Não tem resposta pra minha pergunta. Em casa somos 24 horas por dia e 7 dias por semana ativos nesse assunto. Eu trabalho orientando empresários sobre transformação digital em meio a pandemia. Minha mulher é jornalista e está cobrindo bem de perto tudo relacionado a Covid-19. Por mais cuidadosos que sejamos em não ficar falando sobre isso o tempo inteiro dentro de casa, é praticamente inevitável que ele tenha contato com tudo. O mundo do nosso Bento mudou nos últimos 50 dias. A escola está parada. As idas à praia, proibidas. Receber seus amiguinhos em casa é coisa do passado. O que nos resta é criar formas para que ele tenha algum tipo de contato virtual com a antiga vida normal. Ligação via FaceTime com amiguinhos. Passeios de carro pela cidade com os vidros fechados. Haja imaginação para manter a mente dele sã. E a nossa. Definitivamente, quarentena não é nada agradável.
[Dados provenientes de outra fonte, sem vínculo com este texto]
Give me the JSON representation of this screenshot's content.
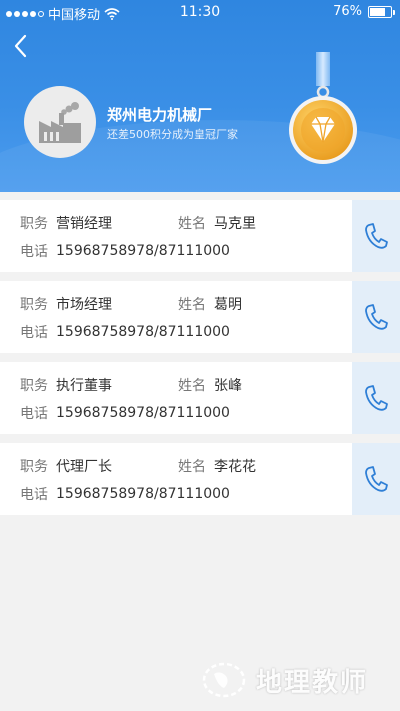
{
  "status_bar": {
    "carrier": "中国移动",
    "time": "11:30",
    "battery": "76%",
    "battery_level": 0.76
  },
  "company": {
    "name": "郑州电力机械厂",
    "subtitle": "还差500积分成为皇冠厂家"
  },
  "contacts": [
    {
      "position_label": "职务",
      "position": "营销经理",
      "name_label": "姓名",
      "name": "马克里",
      "phone_label": "电话",
      "phone": "15968758978/87111000"
    },
    {
      "position_label": "职务",
      "position": "市场经理",
      "name_label": "姓名",
      "name": "葛明",
      "phone_label": "电话",
      "phone": "15968758978/87111000"
    },
    {
      "position_label": "职务",
      "position": "执行董事",
      "name_label": "姓名",
      "name": "张峰",
      "phone_label": "电话",
      "phone": "15968758978/87111000"
    },
    {
      "position_label": "职务",
      "position": "代理厂长",
      "name_label": "姓名",
      "name": "李花花",
      "phone_label": "电话",
      "phone": "15968758978/87111000"
    }
  ],
  "watermark": {
    "text": "地理教师"
  },
  "colors": {
    "header": "#3a8fe6",
    "call_bg": "#e3eef9",
    "icon_blue": "#2f7fd6",
    "medal_gold": "#f2b640"
  },
  "icons": {
    "back": "chevron-left-icon",
    "call": "phone-icon",
    "medal": "diamond-medal-icon",
    "avatar": "factory-icon",
    "wifi": "wifi-icon"
  }
}
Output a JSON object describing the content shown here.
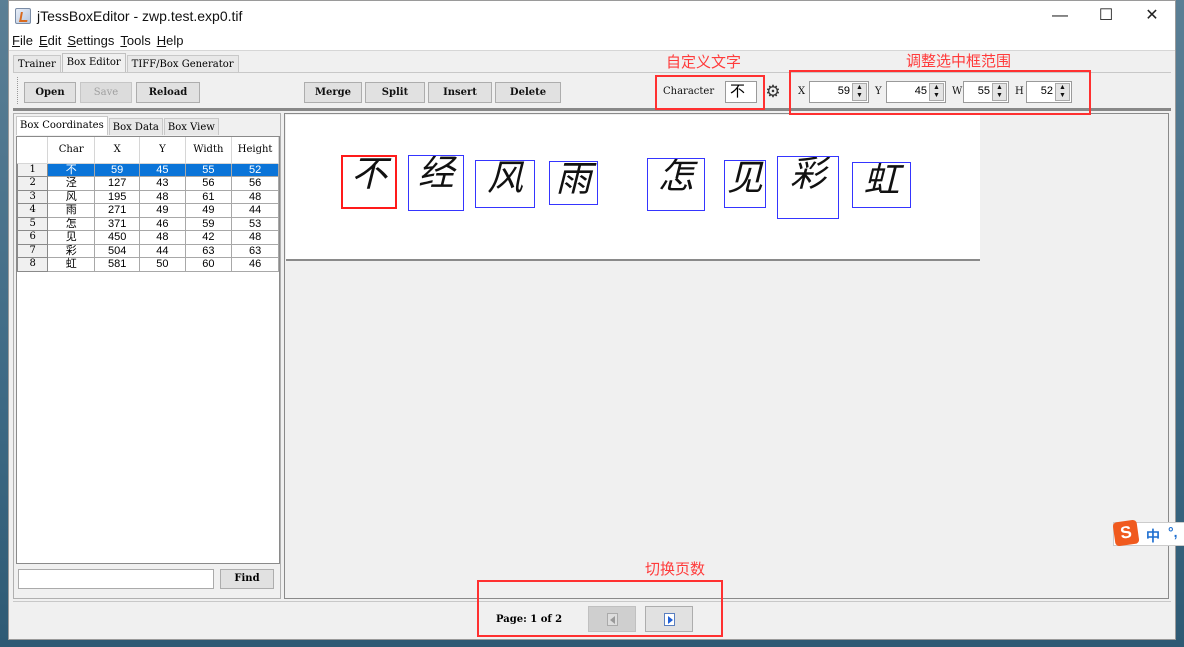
{
  "window": {
    "title": "jTessBoxEditor - zwp.test.exp0.tif",
    "controls": {
      "minimize": "—",
      "maximize": "☐",
      "close": "✕"
    }
  },
  "menu": [
    {
      "u": "F",
      "rest": "ile"
    },
    {
      "u": "E",
      "rest": "dit"
    },
    {
      "u": "S",
      "rest": "ettings"
    },
    {
      "u": "T",
      "rest": "ools"
    },
    {
      "u": "H",
      "rest": "elp"
    }
  ],
  "main_tabs": [
    "Trainer",
    "Box Editor",
    "TIFF/Box Generator"
  ],
  "toolbar": {
    "open": "Open",
    "save": "Save",
    "reload": "Reload",
    "merge": "Merge",
    "split": "Split",
    "insert": "Insert",
    "delete": "Delete",
    "character_label": "Character",
    "character_value": "不",
    "x_label": "X",
    "x_value": "59",
    "y_label": "Y",
    "y_value": "45",
    "w_label": "W",
    "w_value": "55",
    "h_label": "H",
    "h_value": "52"
  },
  "sub_tabs": [
    "Box Coordinates",
    "Box Data",
    "Box View"
  ],
  "table": {
    "headers": [
      "Char",
      "X",
      "Y",
      "Width",
      "Height"
    ],
    "rows": [
      {
        "n": "1",
        "char": "不",
        "x": "59",
        "y": "45",
        "w": "55",
        "h": "52"
      },
      {
        "n": "2",
        "char": "泾",
        "x": "127",
        "y": "43",
        "w": "56",
        "h": "56"
      },
      {
        "n": "3",
        "char": "风",
        "x": "195",
        "y": "48",
        "w": "61",
        "h": "48"
      },
      {
        "n": "4",
        "char": "雨",
        "x": "271",
        "y": "49",
        "w": "49",
        "h": "44"
      },
      {
        "n": "5",
        "char": "怎",
        "x": "371",
        "y": "46",
        "w": "59",
        "h": "53"
      },
      {
        "n": "6",
        "char": "见",
        "x": "450",
        "y": "48",
        "w": "42",
        "h": "48"
      },
      {
        "n": "7",
        "char": "彩",
        "x": "504",
        "y": "44",
        "w": "63",
        "h": "63"
      },
      {
        "n": "8",
        "char": "虹",
        "x": "581",
        "y": "50",
        "w": "60",
        "h": "46"
      }
    ],
    "selected_row": 1
  },
  "find": {
    "value": "",
    "button": "Find"
  },
  "viewer": {
    "glyphs": [
      "不",
      "经",
      "风",
      "雨",
      "怎",
      "见",
      "彩",
      "虹"
    ]
  },
  "pager": {
    "label": "Page: 1 of 2"
  },
  "annotations": {
    "character": "自定义文字",
    "coords": "调整选中框范围",
    "pages": "切换页数"
  },
  "ime": {
    "logo": "S",
    "mode": "中",
    "punct": "°,"
  },
  "colors": {
    "selection": "#0a74d8",
    "selected_box": "#ff1a1a",
    "box": "#3535ff",
    "annotation": "#ff3030"
  }
}
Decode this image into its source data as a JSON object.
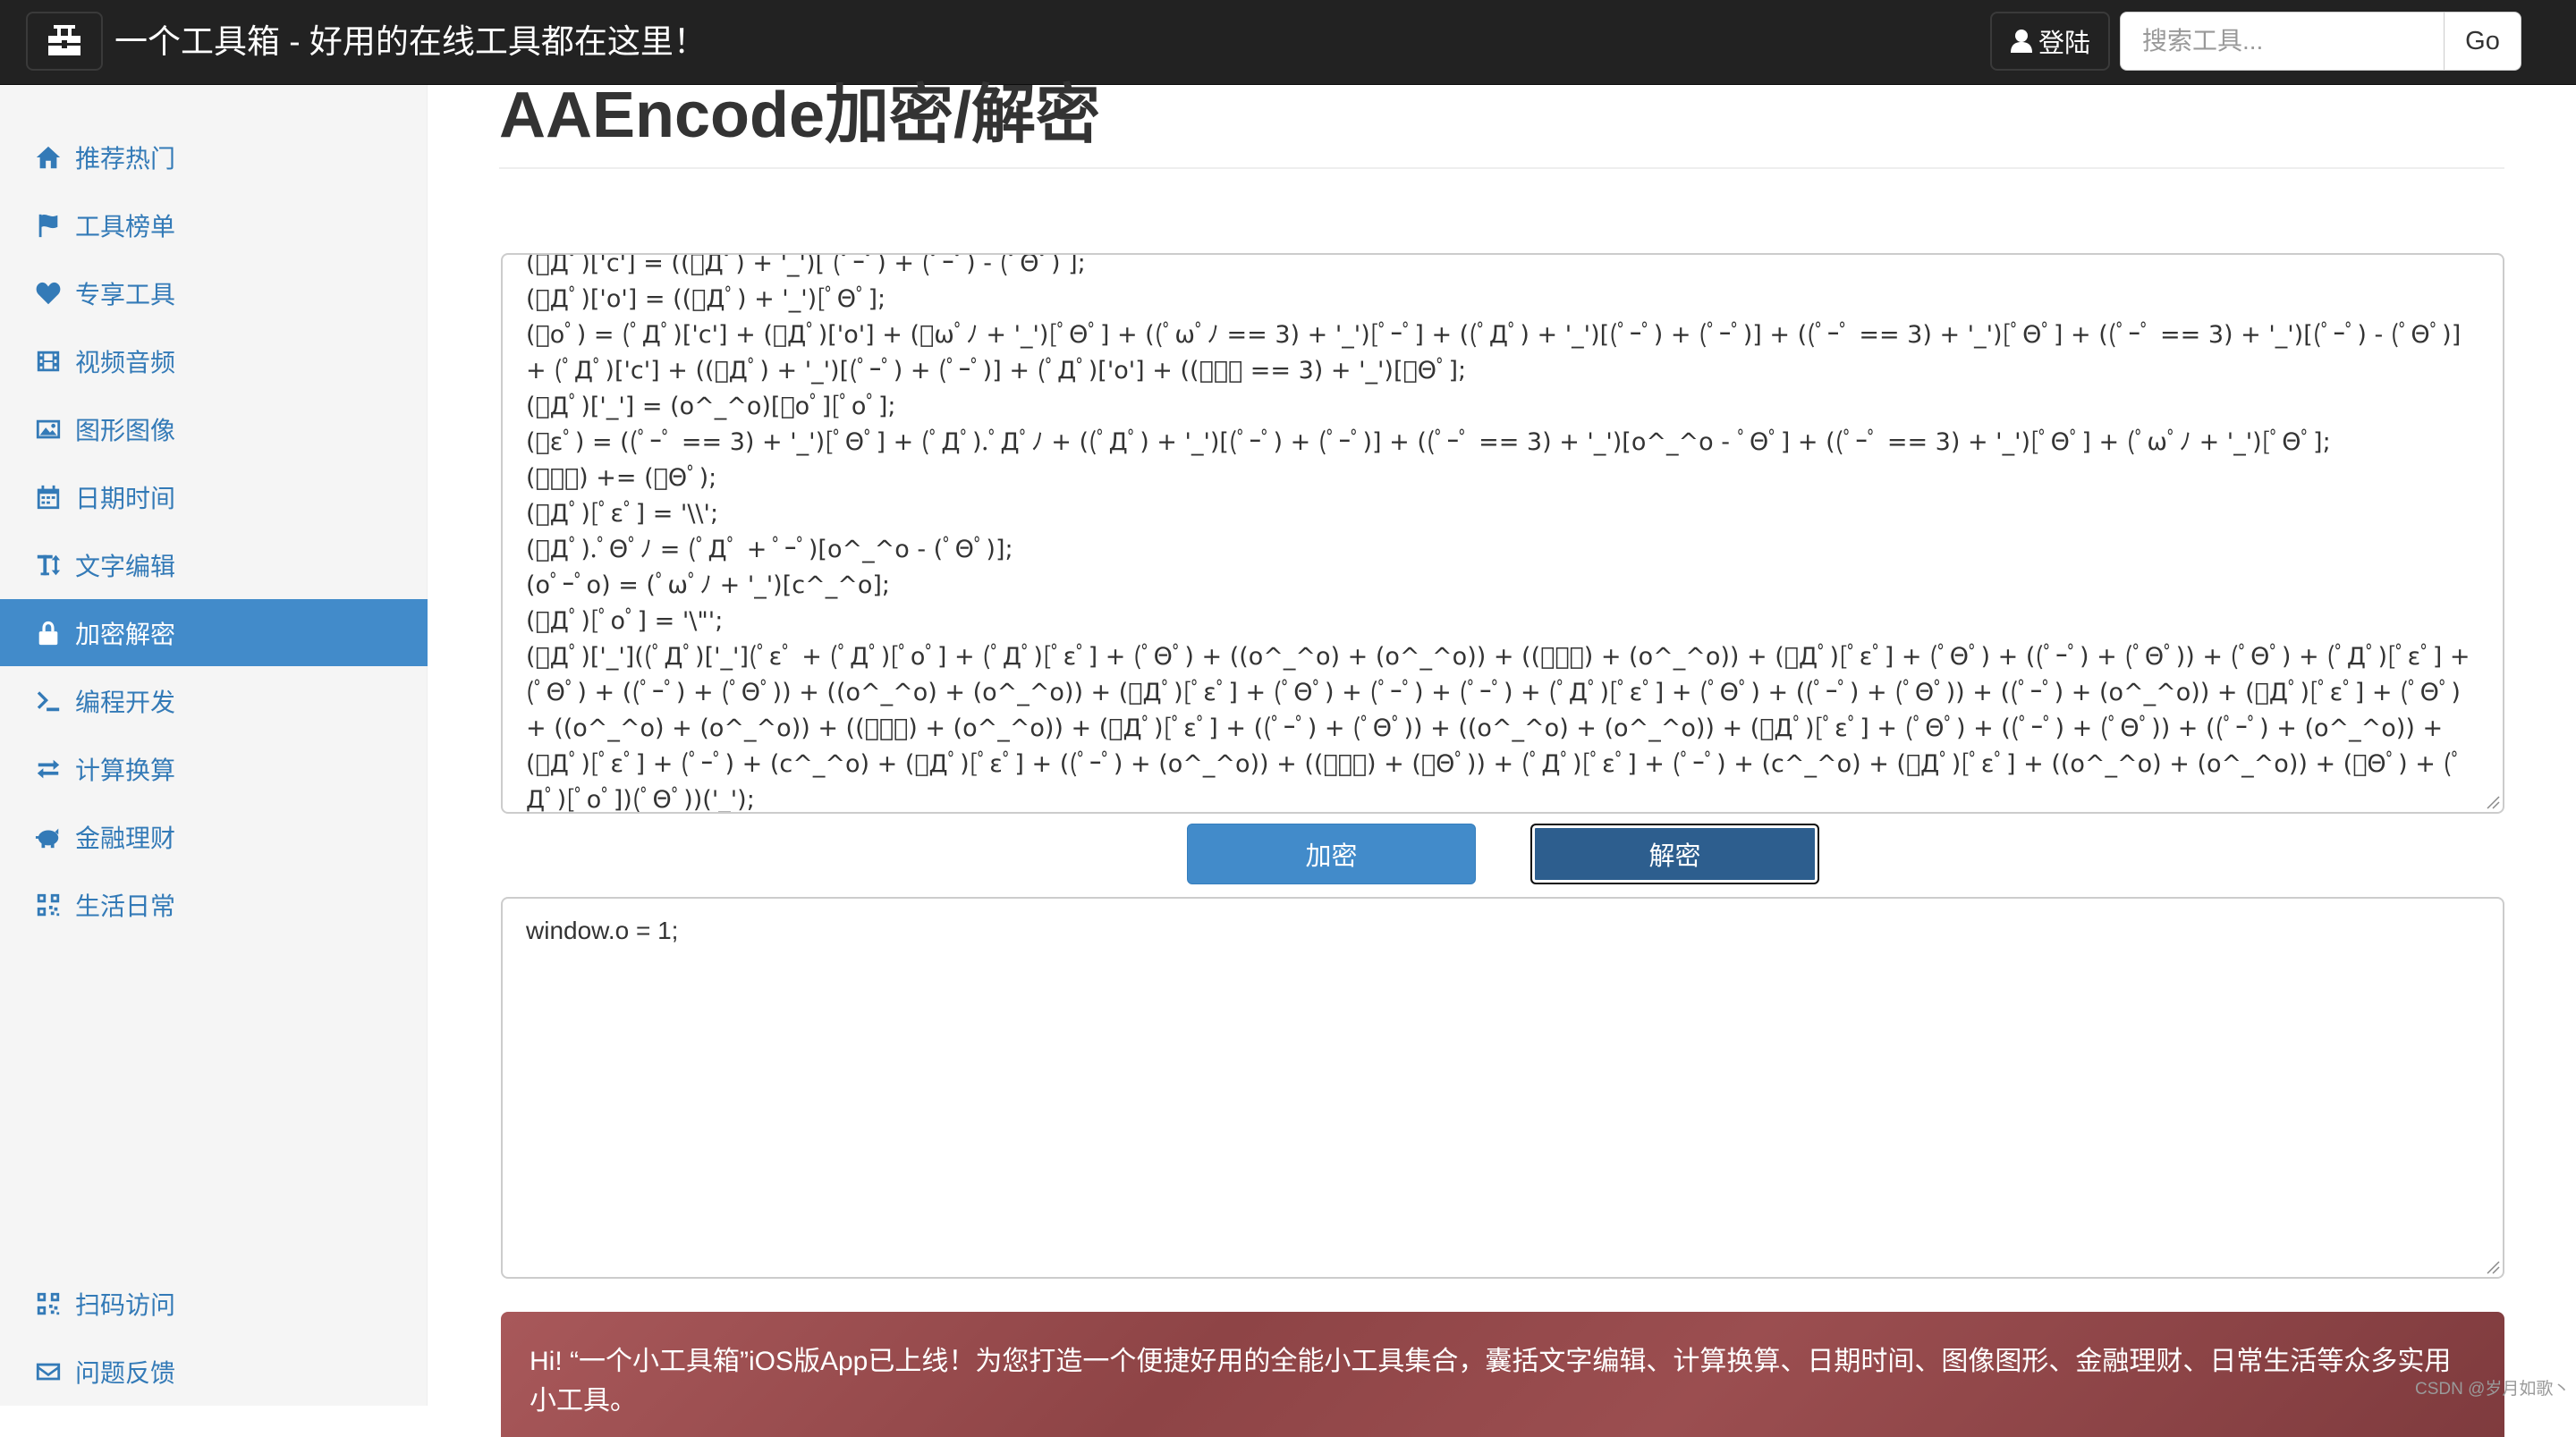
{
  "navbar": {
    "brand_icon": "toolbox-icon",
    "title": "一个工具箱 - 好用的在线工具都在这里！",
    "login_label": "登陆",
    "search_placeholder": "搜索工具...",
    "go_label": "Go"
  },
  "sidebar": {
    "items": [
      {
        "label": "推荐热门",
        "icon": "home-icon"
      },
      {
        "label": "工具榜单",
        "icon": "flag-icon"
      },
      {
        "label": "专享工具",
        "icon": "heart-icon"
      },
      {
        "label": "视频音频",
        "icon": "film-icon"
      },
      {
        "label": "图形图像",
        "icon": "picture-icon"
      },
      {
        "label": "日期时间",
        "icon": "calendar-icon"
      },
      {
        "label": "文字编辑",
        "icon": "text-height-icon"
      },
      {
        "label": "加密解密",
        "icon": "lock-icon",
        "active": true
      },
      {
        "label": "编程开发",
        "icon": "terminal-icon"
      },
      {
        "label": "计算换算",
        "icon": "transfer-icon"
      },
      {
        "label": "金融理财",
        "icon": "piggy-bank-icon"
      },
      {
        "label": "生活日常",
        "icon": "qrcode-icon"
      }
    ],
    "bottom_items": [
      {
        "label": "扫码访问",
        "icon": "qrcode-icon"
      },
      {
        "label": "问题反馈",
        "icon": "envelope-icon"
      }
    ]
  },
  "main": {
    "title": "AAEncode加密/解密",
    "encoded_lines": [
      "(ﾟДﾟ)['c'] = ((ﾟДﾟ) + '_')[ (ﾟｰﾟ) + (ﾟｰﾟ) - (ﾟΘﾟ) ];",
      "(ﾟДﾟ)['o'] = ((ﾟДﾟ) + '_')[ﾟΘﾟ];",
      "(ﾟoﾟ) = (ﾟДﾟ)['c'] + (ﾟДﾟ)['o'] + (ﾟωﾟﾉ + '_')[ﾟΘﾟ] + ((ﾟωﾟﾉ == 3) + '_')[ﾟｰﾟ] + ((ﾟДﾟ) + '_')[(ﾟｰﾟ) + (ﾟｰﾟ)] + ((ﾟｰﾟ == 3) + '_')[ﾟΘﾟ] + ((ﾟｰﾟ == 3) + '_')[(ﾟｰﾟ) - (ﾟΘﾟ)] + (ﾟДﾟ)['c'] + ((ﾟДﾟ) + '_')[(ﾟｰﾟ) + (ﾟｰﾟ)] + (ﾟДﾟ)['o'] + ((ﾟｰﾟ == 3) + '_')[ﾟΘﾟ];",
      "(ﾟДﾟ)['_'] = (o^_^o)[ﾟoﾟ][ﾟoﾟ];",
      "(ﾟεﾟ) = ((ﾟｰﾟ == 3) + '_')[ﾟΘﾟ] + (ﾟДﾟ).ﾟДﾟﾉ + ((ﾟДﾟ) + '_')[(ﾟｰﾟ) + (ﾟｰﾟ)] + ((ﾟｰﾟ == 3) + '_')[o^_^o - ﾟΘﾟ] + ((ﾟｰﾟ == 3) + '_')[ﾟΘﾟ] + (ﾟωﾟﾉ + '_')[ﾟΘﾟ];",
      "(ﾟｰﾟ) += (ﾟΘﾟ);",
      "(ﾟДﾟ)[ﾟεﾟ] = '\\\\';",
      "(ﾟДﾟ).ﾟΘﾟﾉ = (ﾟДﾟ + ﾟｰﾟ)[o^_^o - (ﾟΘﾟ)];",
      "(oﾟｰﾟo) = (ﾟωﾟﾉ + '_')[c^_^o];",
      "(ﾟДﾟ)[ﾟoﾟ] = '\\\"';",
      "(ﾟДﾟ)['_']((ﾟДﾟ)['_'](ﾟεﾟ + (ﾟДﾟ)[ﾟoﾟ] + (ﾟДﾟ)[ﾟεﾟ] + (ﾟΘﾟ) + ((o^_^o) + (o^_^o)) + ((ﾟｰﾟ) + (o^_^o)) + (ﾟДﾟ)[ﾟεﾟ] + (ﾟΘﾟ) + ((ﾟｰﾟ) + (ﾟΘﾟ)) + (ﾟΘﾟ) + (ﾟДﾟ)[ﾟεﾟ] + (ﾟΘﾟ) + ((ﾟｰﾟ) + (ﾟΘﾟ)) + ((o^_^o) + (o^_^o)) + (ﾟДﾟ)[ﾟεﾟ] + (ﾟΘﾟ) + (ﾟｰﾟ) + (ﾟｰﾟ) + (ﾟДﾟ)[ﾟεﾟ] + (ﾟΘﾟ) + ((ﾟｰﾟ) + (ﾟΘﾟ)) + ((ﾟｰﾟ) + (o^_^o)) + (ﾟДﾟ)[ﾟεﾟ] + (ﾟΘﾟ) + ((o^_^o) + (o^_^o)) + ((ﾟｰﾟ) + (o^_^o)) + (ﾟДﾟ)[ﾟεﾟ] + ((ﾟｰﾟ) + (ﾟΘﾟ)) + ((o^_^o) + (o^_^o)) + (ﾟДﾟ)[ﾟεﾟ] + (ﾟΘﾟ) + ((ﾟｰﾟ) + (ﾟΘﾟ)) + ((ﾟｰﾟ) + (o^_^o)) + (ﾟДﾟ)[ﾟεﾟ] + (ﾟｰﾟ) + (c^_^o) + (ﾟДﾟ)[ﾟεﾟ] + ((ﾟｰﾟ) + (o^_^o)) + ((ﾟｰﾟ) + (ﾟΘﾟ)) + (ﾟДﾟ)[ﾟεﾟ] + (ﾟｰﾟ) + (c^_^o) + (ﾟДﾟ)[ﾟεﾟ] + ((o^_^o) + (o^_^o)) + (ﾟΘﾟ) + (ﾟДﾟ)[ﾟoﾟ])(ﾟΘﾟ))('_');"
    ],
    "encrypt_label": "加密",
    "decrypt_label": "解密",
    "output_text": "window.o = 1;",
    "notice_text": "Hi! “一个小工具箱”iOS版App已上线！为您打造一个便捷好用的全能小工具集合，囊括文字编辑、计算换算、日期时间、图像图形、金融理财、日常生活等众多实用小工具。",
    "watermark": "CSDN @岁月如歌丶"
  },
  "colors": {
    "navbar_bg": "#222222",
    "sidebar_bg": "#f5f5f5",
    "link": "#337ab7",
    "active_bg": "#428bca",
    "notice_bg": "#8e4446"
  }
}
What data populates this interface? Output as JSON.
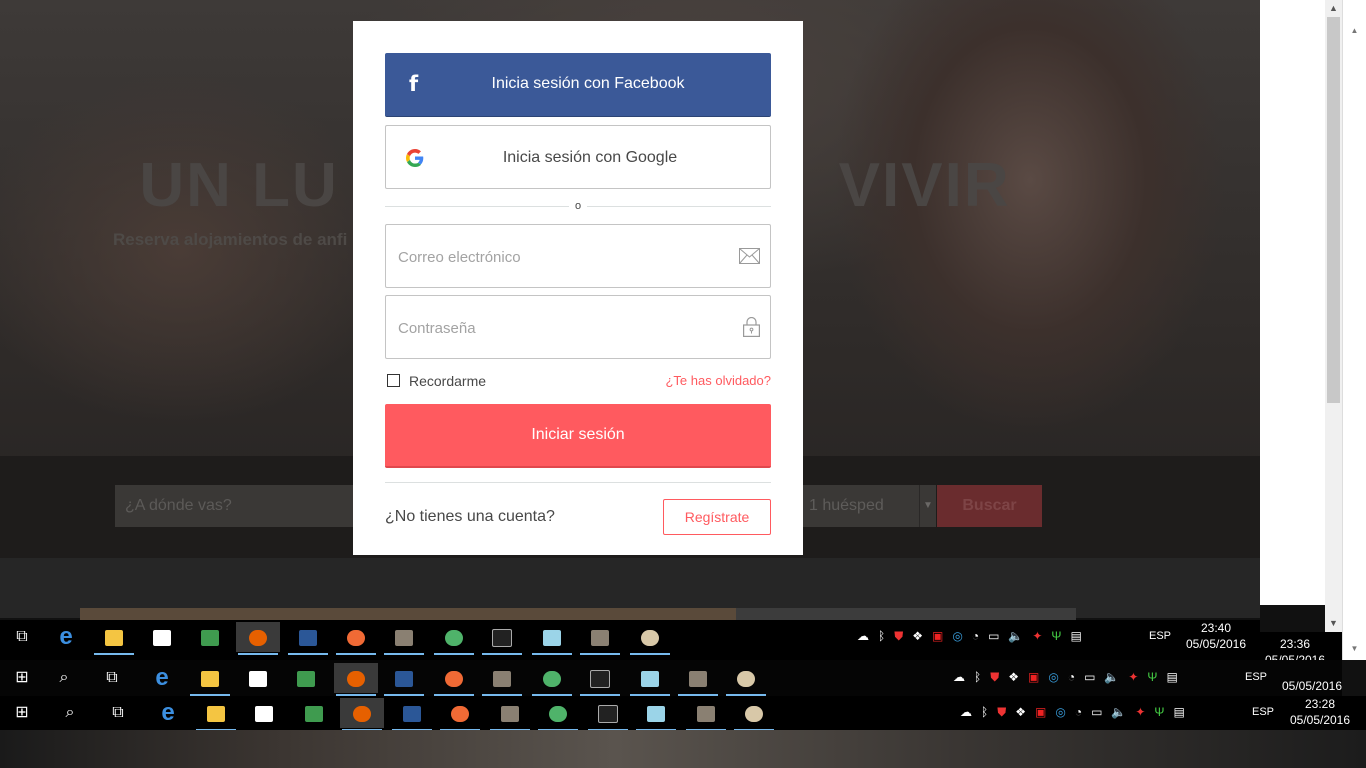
{
  "background": {
    "hero_title": "UN LU                          VIVIR",
    "hero_subtitle": "Reserva alojamientos de anfi                                                                      udad como un habitante más.",
    "search_placeholder": "¿A dónde vas?",
    "guests": "1 huésped",
    "search_button": "Buscar"
  },
  "modal": {
    "facebook_label": "Inicia sesión con Facebook",
    "facebook_icon": "f",
    "google_label": "Inicia sesión con Google",
    "divider_text": "o",
    "email_placeholder": "Correo electrónico",
    "password_placeholder": "Contraseña",
    "remember_label": "Recordarme",
    "forgot_label": "¿Te has olvidado?",
    "login_button": "Iniciar sesión",
    "no_account_text": "¿No tienes una cuenta?",
    "register_button": "Regístrate"
  },
  "taskbar_top": {
    "lang": "ESP",
    "time": "23:40",
    "date": "05/05/2016"
  },
  "taskbar_middle": {
    "lang": "ESP",
    "time": "23:36",
    "date": "05/05/2016",
    "clock2_date": "05/05/2016"
  },
  "taskbar_bottom": {
    "lang": "ESP",
    "time": "23:28",
    "date": "05/05/2016"
  },
  "colors": {
    "facebook": "#3b5998",
    "brand": "#ff5a5f"
  }
}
Há noites em que Bento rompe o silêncio da madrugada com um choro que não o desperta. Fala palavras que não conseguimos entender. E no dia seguinte quando perguntamos se houve algum pesadelo, a resposta é não. O google nos dá pistas. Talvez um terror noturno? Não sabemos. Cada vez que dou um google a ansiedade aumenta. Não é nada grave, tenho certeza. Pelo menos imagino, e desejo, que não seja. Acho que nosso menininho está com saltos de crescimento. O pensamento corre acelerado durante a noite. E quando ele mergulha eme sonhos, tudo deve se misturar na cabecinha. Deve ser uma explosão de absorção de percepções e sentimentos. Estamos mais tensos no dia-a-dia, é óbvio. Alguém não está? Provavelmente ele sente tudo isso sem falar nada pra nós. Mesmo que quisesse falar, não imagino que tenha idade suficiente para que ele nos aborde para discutir sobre estresse e tensão. Com isso, tudo vai sendo internalizado silenciosamente.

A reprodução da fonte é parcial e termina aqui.